Le plan de La Redoute pour « sortir du rouge en 2017 »
La Redoute lutte pour sa survie et, avant d’entrevoir le bout du tunnel, entend déjà commencer par arrêter l’hémorragie. Et quelle hémorragie ! Quasi 1,3 milliard d’euros de chiffre d’affaires en 2011 et, l’année dernière… seulement 935 millions. Près de 30% du chiffre parti en fumée en à peine deux ans. Ce qui ne serait rien – ou peu – sans, surtout, des pertes récurrentes : 50 millions par an, environ, depuis des années.
JEAN-NOËL CAUSSIL.
\ 17h28
JEAN-NOËL CAUSSIL.
On comprend, dans ces conditions, pourquoi Kering (ex PPR) tenait tant à vendre l’activité… Le projet de cession maintenant avalisé, avec Nathalie Balla et Eric Courteille enfin aux manettes, pour de bon, en qualité de co-présidents et non plus de futurs repreneurs, place donc, désormais, au projet de redressement.
Baptisé « plan 2017 », il est censé permettre à La Redoute de « sortir du rouge en 2017 », et était présenté ce matin, au siège de Roubaix, par les deux dirigeants. Une sacrée gageure, on en conviendra.
Rajeunir la clientèle
Pour réussir ce pari, La Redoute a un atout, largement mis en avant par les deux co-présidents. Qui est ? Sa notoriété, pardi. « 99% de notoriété pour notre marque », insiste Nathalie Balla. On peut certes objecter qu’il devrait assez facilement se trouver, parmi la population de Français, un pourcentage pas si éloigné pour citer dans les mêmes proportions Félix Potin, Prisunic ou Mammouth, toutes des enseignes disparues, mais bon… Reconnaissons que c’est une base intéressante.
A condition, évidemment, de considérer que cette notoriété suscite l’attente et non le rejet. La cliente type de La Redoute est en effet une femme de 40 ans et plus – prière d’insister sur le « et plus » - et tout l’enjeu est ainsi de rajeunir cette cible. Pas facile du tout. D’autant moins si l’on considère que, sur ce créneau, la concurrence va aller d’Amazon à Asos par exemple. Mais, là encore, reconnaissons que c’est une force.

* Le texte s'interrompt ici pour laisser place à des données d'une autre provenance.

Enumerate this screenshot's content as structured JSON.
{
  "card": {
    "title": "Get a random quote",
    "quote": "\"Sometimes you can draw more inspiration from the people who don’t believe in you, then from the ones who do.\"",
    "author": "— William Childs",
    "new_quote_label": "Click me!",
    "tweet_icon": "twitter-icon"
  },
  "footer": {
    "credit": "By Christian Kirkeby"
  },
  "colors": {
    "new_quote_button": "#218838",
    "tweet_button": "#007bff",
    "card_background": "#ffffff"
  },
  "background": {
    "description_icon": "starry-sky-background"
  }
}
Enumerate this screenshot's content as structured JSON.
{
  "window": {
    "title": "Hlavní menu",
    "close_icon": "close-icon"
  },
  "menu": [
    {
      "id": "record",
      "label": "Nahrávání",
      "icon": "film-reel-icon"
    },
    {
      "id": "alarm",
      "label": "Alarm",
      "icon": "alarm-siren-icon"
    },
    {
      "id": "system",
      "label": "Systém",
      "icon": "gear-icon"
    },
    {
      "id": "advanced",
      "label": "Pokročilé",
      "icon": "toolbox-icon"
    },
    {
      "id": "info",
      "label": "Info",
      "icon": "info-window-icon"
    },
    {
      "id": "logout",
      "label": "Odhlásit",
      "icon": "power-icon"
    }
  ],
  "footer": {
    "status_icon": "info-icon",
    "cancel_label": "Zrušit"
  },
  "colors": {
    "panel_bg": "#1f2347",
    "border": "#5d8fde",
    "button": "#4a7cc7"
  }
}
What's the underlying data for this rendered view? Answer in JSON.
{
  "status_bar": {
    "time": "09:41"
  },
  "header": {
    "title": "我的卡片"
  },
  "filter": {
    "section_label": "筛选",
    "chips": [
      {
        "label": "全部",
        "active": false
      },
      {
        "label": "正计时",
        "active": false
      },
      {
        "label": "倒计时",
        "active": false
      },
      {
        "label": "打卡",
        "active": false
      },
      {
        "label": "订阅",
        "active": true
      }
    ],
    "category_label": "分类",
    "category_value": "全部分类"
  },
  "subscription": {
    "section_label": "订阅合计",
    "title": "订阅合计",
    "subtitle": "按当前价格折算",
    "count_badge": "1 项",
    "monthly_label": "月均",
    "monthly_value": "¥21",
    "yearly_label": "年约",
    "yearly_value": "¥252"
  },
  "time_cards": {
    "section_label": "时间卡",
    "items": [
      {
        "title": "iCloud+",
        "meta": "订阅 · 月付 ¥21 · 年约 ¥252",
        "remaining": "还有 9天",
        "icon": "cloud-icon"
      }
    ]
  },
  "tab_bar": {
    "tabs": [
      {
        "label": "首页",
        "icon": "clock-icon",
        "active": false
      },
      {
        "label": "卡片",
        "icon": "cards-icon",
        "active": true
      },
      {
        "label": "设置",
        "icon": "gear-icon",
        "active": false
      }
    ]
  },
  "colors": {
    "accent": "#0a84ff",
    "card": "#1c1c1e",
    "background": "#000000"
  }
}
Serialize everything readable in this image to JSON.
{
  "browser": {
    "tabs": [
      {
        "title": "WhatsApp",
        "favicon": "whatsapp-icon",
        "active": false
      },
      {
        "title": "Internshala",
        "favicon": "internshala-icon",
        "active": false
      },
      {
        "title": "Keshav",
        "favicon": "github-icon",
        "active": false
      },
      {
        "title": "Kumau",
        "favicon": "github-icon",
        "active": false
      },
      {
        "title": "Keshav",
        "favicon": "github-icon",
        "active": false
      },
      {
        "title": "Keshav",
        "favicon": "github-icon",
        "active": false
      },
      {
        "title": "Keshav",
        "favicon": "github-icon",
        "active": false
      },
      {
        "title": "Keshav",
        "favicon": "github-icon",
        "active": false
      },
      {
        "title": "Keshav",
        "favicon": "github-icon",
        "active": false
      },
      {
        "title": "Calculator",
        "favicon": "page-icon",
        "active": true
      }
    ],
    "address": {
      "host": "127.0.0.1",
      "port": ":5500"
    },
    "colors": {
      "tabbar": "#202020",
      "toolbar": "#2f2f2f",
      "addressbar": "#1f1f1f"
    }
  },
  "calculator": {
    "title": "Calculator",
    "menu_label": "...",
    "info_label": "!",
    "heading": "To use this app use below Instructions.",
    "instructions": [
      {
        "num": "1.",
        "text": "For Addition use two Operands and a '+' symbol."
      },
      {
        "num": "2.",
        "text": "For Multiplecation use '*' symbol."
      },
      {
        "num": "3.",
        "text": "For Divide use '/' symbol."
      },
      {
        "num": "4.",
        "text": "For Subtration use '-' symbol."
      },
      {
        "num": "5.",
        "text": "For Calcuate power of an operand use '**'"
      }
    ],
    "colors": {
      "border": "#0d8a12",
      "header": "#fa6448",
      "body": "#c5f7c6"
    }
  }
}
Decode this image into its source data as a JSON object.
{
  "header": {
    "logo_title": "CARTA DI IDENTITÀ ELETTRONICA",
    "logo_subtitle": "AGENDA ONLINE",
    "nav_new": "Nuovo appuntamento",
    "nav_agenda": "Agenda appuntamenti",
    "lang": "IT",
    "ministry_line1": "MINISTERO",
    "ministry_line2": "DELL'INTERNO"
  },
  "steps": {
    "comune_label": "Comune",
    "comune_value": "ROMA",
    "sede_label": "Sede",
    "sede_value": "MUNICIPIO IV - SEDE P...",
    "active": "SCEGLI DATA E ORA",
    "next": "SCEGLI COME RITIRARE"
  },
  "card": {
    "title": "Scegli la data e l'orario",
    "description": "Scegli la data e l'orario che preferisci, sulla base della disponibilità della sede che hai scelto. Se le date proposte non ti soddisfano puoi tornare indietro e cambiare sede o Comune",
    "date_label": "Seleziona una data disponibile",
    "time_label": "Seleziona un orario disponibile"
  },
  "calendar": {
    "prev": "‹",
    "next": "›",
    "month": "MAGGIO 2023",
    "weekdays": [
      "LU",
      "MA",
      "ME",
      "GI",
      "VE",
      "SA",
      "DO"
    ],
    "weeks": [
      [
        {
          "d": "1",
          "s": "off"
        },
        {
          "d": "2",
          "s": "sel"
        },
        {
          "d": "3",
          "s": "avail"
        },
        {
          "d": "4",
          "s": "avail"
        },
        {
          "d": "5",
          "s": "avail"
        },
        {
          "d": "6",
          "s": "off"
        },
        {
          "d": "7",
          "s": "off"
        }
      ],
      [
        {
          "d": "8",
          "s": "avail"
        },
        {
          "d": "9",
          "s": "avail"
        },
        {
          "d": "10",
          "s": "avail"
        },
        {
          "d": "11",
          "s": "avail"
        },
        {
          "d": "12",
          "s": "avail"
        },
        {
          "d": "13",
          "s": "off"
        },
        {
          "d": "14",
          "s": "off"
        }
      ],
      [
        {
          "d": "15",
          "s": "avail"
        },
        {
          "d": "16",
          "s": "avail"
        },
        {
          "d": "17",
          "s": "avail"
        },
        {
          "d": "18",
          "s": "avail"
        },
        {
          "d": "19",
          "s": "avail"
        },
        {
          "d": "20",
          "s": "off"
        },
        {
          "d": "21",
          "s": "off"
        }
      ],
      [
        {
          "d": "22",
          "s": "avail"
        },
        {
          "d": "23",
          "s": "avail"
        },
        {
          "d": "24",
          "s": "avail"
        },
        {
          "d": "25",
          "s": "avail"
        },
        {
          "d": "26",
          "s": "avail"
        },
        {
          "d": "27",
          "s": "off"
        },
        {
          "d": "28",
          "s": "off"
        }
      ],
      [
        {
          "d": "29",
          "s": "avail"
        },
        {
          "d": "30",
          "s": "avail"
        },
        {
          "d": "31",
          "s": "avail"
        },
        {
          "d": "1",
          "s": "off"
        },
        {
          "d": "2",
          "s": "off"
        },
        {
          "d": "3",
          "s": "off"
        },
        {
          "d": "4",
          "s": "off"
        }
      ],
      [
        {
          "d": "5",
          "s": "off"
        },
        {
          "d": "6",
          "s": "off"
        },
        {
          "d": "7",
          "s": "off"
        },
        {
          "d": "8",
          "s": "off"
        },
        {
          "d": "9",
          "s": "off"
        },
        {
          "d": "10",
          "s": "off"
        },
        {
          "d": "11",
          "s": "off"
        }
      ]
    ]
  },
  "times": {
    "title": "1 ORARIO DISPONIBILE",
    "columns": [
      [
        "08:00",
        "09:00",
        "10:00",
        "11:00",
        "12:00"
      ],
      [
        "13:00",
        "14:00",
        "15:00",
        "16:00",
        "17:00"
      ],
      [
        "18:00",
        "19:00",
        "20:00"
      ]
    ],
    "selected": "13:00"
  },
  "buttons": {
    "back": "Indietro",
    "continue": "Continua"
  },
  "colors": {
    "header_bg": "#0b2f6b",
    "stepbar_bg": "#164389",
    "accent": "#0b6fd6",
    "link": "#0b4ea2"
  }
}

La Redoute, en effet, en dépit de ses difficultés, reste « le premier site de vente en ligne pour l’habillement et la maison avec, chaque mois, 7 millions de visiteurs uniques », ainsi que le rappelle Nathalie Balla. Son activité à l’étranger (Russie, Angleterre, Belgique, Suisse, Portugal, Espagne, Suède et Norvège), qui pèse à hauteur de 25% du chiffre d’affaires, est « rentable », comme le souligne Eric Courteille. Et si, en France, c’est loin d’être le cas, ses 700 millions d’euros de ventes en font malgré tout un acteur de poids du e-commerce (85% du chiffre se fait maintenant via le site). Avec d’ailleurs, dans le détail, un partage à 50/50 environ, entre la mode et l’ameublement-décoration.
En valeur, s’entend. Car, en volumes et, donc, pour ce qui est de l’attractivité, la mode est bien sûr l’élément clé du business model de La Redoute. Les offres pour la femme et l’enfant forment ainsi les deux piliers majeurs de la stratégie, tout de suite suivies par le linge de maison et la maison-décoration.
Une centaine de stylistes, en interne, pour créer la différence
A ces quatre catégories « cœur », ainsi qu’elles sont dénommées en interne, s’en ajoutent quatre autres, périphériques, mais sur lesquelles La Redoute entend être bien présente : la lingerie, la chaussure, l’homme et le petit électroménager. Les jouets, le sport, la beauté et le gros électroménager complètent quant à eux l’offre, mais ne sont aujourd’hui plus travaillés qu’en marketplace. « Notre objectif est, d’ici 2017, de tripler notre volume d’affaires en marketplace, sur laquelle sont déjà présents plus de 700 vendeurs », précise Eric Courteille.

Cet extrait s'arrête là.